Quando, há muitos anos, li o "1984", de Geoge Orwell, ainda não havia telemóveis, nem videos, nem nada que nos fizesse recear como imediato o perigo aterrorizador que o livro nos mostrava, mas ficou-me sempre o temor de que nos pudéssemos sequer aproximar daquele sufoco de vigilância e de falta de privacidade. Ingenuidade minha, claro, ou falta de atenção.
Algum tempo depois, um colega que tinha ido ao Japão chegou com uma novidade estrondosa - os japoneses falavam ao telefone na rua!, através de pequenos telefones sem fios que traziam no bolso. Contava ele que era possível, em qualquer momento e em qualquer lugar, telefonar para uma pessoa e falar sem grandes limitações. E vaticinava que em breve isso se iria generalizar. Lembro-me de ter dito que achava isso impossível, certamente ninguém quereria andar com um telefone como se fosse "uma coleira", que lá se ia a nossa liberdade.
É claro que quando cá chegou essa maravilha comecei a achar interessante poder falar com as minhas filhas em qualquer momento e que até era muito cómodo poupar preocupações dessa forma tão simples. Hoje, como toda a gente, nem sei como é que se vivia sem isso, mas também se foi uma parte importante da liberdade de só falar quando e com quem quiser.
Depois chegou aquele programa ameaçadoramente chamado "Big Brother", com o sucesso conhecido, e não deixei de suspeitar que havia ali uma intenção mal expressa de nos ir habituando a uma coisa que, em abstracto, nos pareceria intolerável: uma máquina de filmar dentro da própria casa, espiando e gravando todos os movimentos e permitindo que terceiros se divertissem, emocionassem ou discutissem a propósito. Claro, os que lá estavam eram voluntários, claro que só via o programa quem queria.
E claro que deixou de parecer intolerável ter um sistema desses em casa. Ouvi há dias um anúncio às vantagens óbvias de se saber a cada momento o que se passa na sua casa quando os filhos ficam sozinhos, ou quando alguém está doente, ou, ou, ou...Basta comprar o sistema video-qualquer-coisa e do seu emprego controla mesmo tudo.
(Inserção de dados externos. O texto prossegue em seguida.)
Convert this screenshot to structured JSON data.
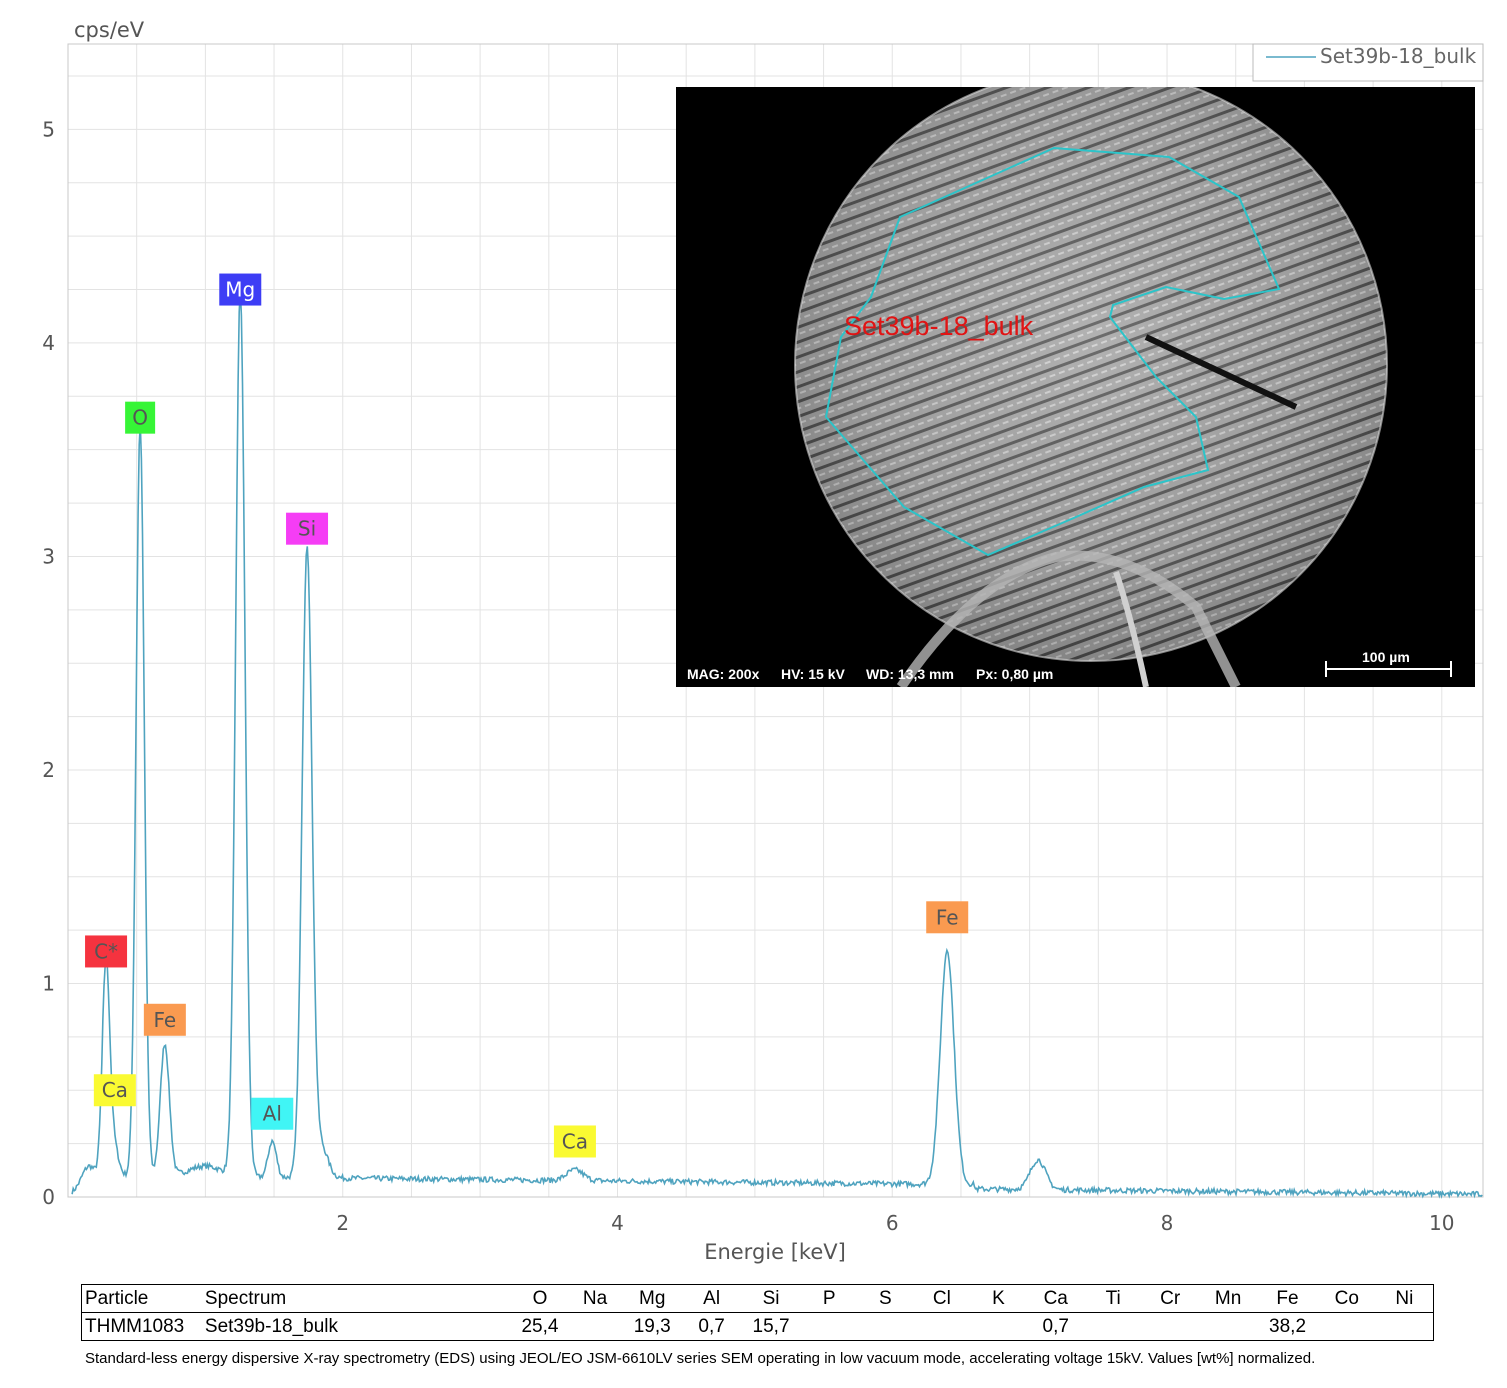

Também temos os computadores portáteis, não basta ter acesso em casa ou no emprego, agora pode levar para todo o lado a sua preciosa máquina, os seus inseparáveis filmes, enfim, a sua adorada rotina. Onde quer que esteja, não vai estranhar, é como se estivesse sempre no trabalho, ou em casa.
Ou seja, quanto mais liberdade de movimentos temos, para viajar, mais longe e mais depressa, quanto mais coisas podemos ver e disfrutar, mais curto é o nosso raio de acção.
Como vi escrito já não sei onde, não se estimulou os sedentários a sair, sedentarizou-se os nómadas.
2 comentários:
Uma excelente reflexão, Suzana. E uma verdade incontornável essa de que estamos cada vez mais perto de tudo, e por isso menos livres.
Como lhe é habitual, uma profunda e esclarecida reflexão.